CI/CD for ML Pipelines
Just like application code, ML pipelines need CI/CD. But the scope is wider — you're testing code, data, and model quality:
| Stage | What's Tested | Example |
|---|---|---|
| Code Tests | Feature engineering logic, data transforms | Unit tests for feature functions |
| Data Tests | Schema, distributions, freshness | Great Expectations validation suite |
| Model Tests | Metrics, latency, bias | F1 > 0.85, p99 latency < 100ms |
| Integration Tests | End-to-end pipeline execution | Run full pipeline on a sample dataset |
# .github/workflows/ml-pipeline-ci.yml
name: ML Pipeline CI
on:
push:
paths:
- 'ml/**'
- 'features/**'
jobs:
test:
runs-on: ubuntu-latest
steps:
- uses: actions/checkout@v4
- name: Install dependencies
run: pip install -r requirements.txt
- name: Run unit tests
run: pytest tests/unit/ -v
- name: Run data validation
run: python scripts/validate_data.py --sample
- name: Run pipeline on sample
run: python pipelines/train.py --sample-size 1000
- name: Check model metrics
run: python scripts/check_metrics.py --min-f1 0.80
Test Yourself
What is training/serving skew and how does a feature store prevent it?
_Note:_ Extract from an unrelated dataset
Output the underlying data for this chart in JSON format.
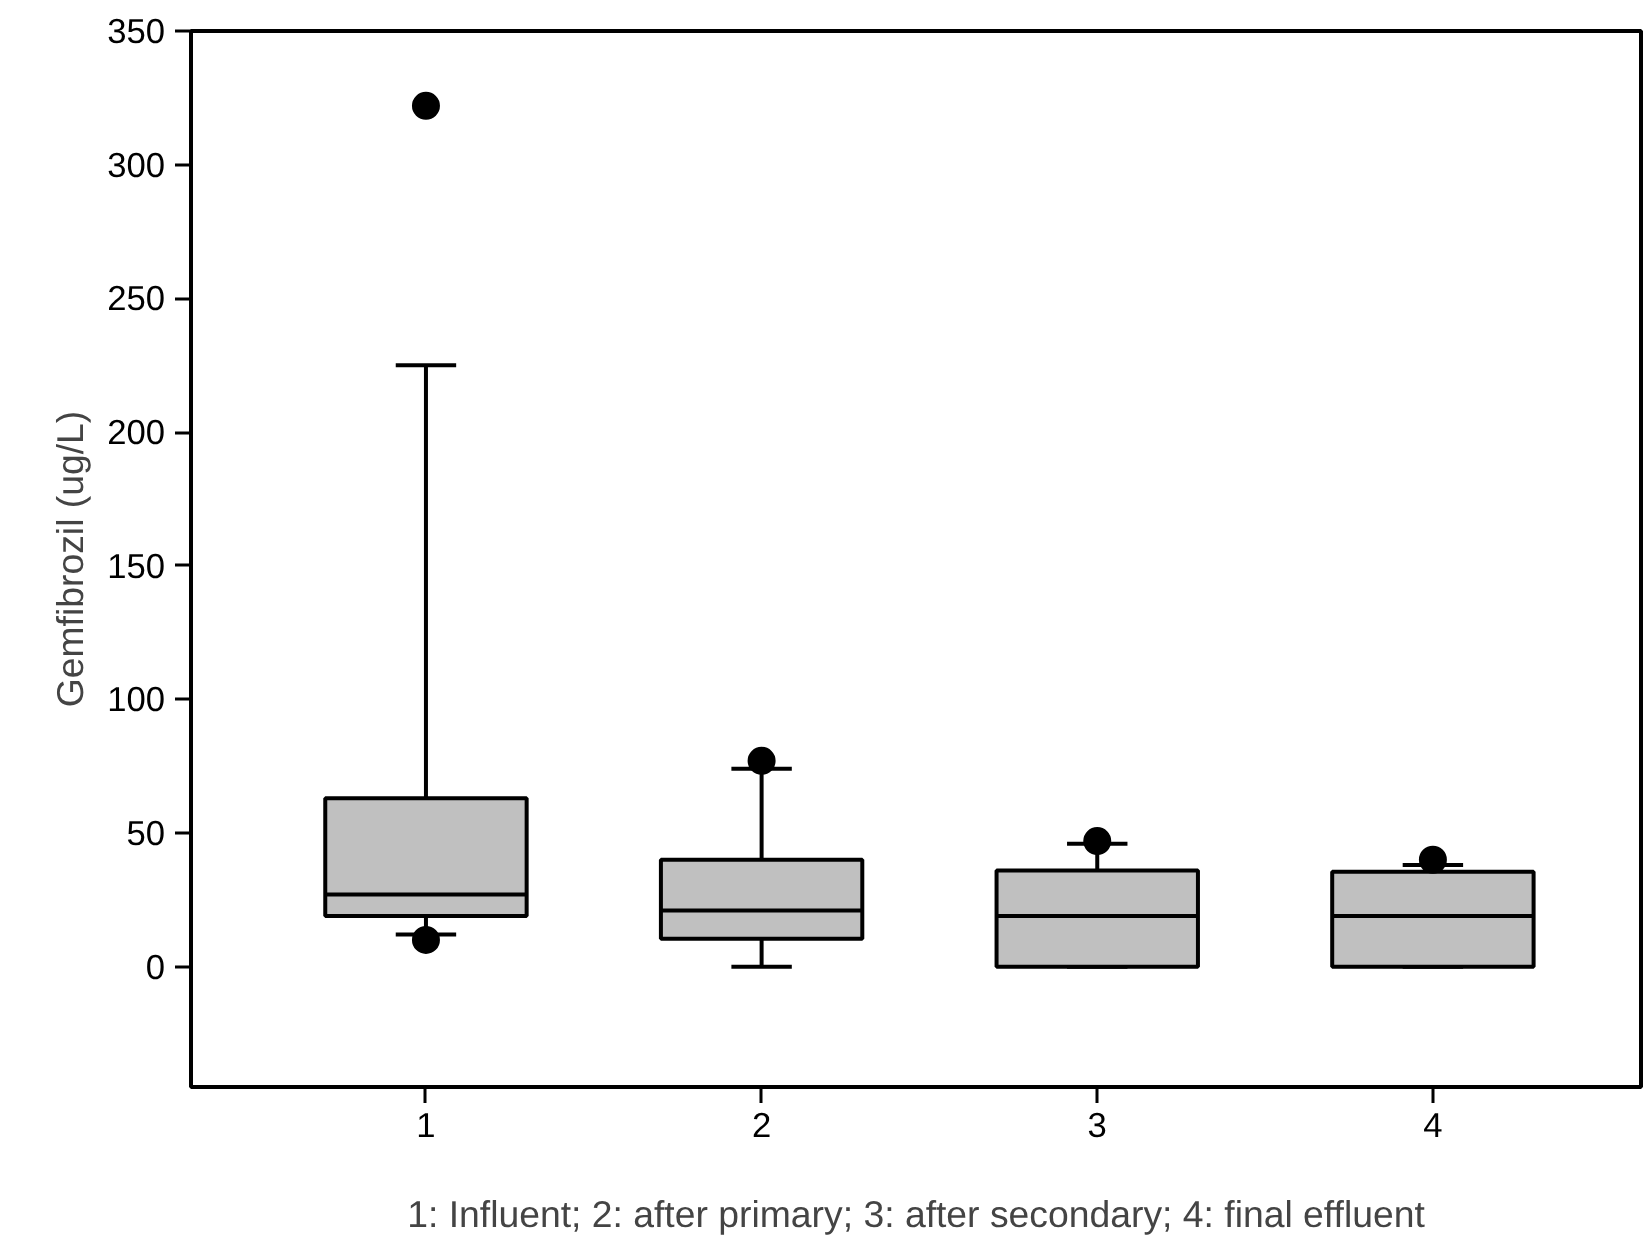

Why is data validation important in an ML pipeline?
Compare Kubeflow Pipelines vs Apache Airflow for ML workflows.
What is point-in-time correctness in a feature store?
How is CI/CD for ML different from CI/CD for traditional software?
Interview Questions
Q: Your team has 10 models all computing the same "user_avg_transactions_30d" feature independently. What would you do?
Q: How would you design a retraining pipeline that runs when data drift is detected?
Q: What's the difference between an offline and online feature store?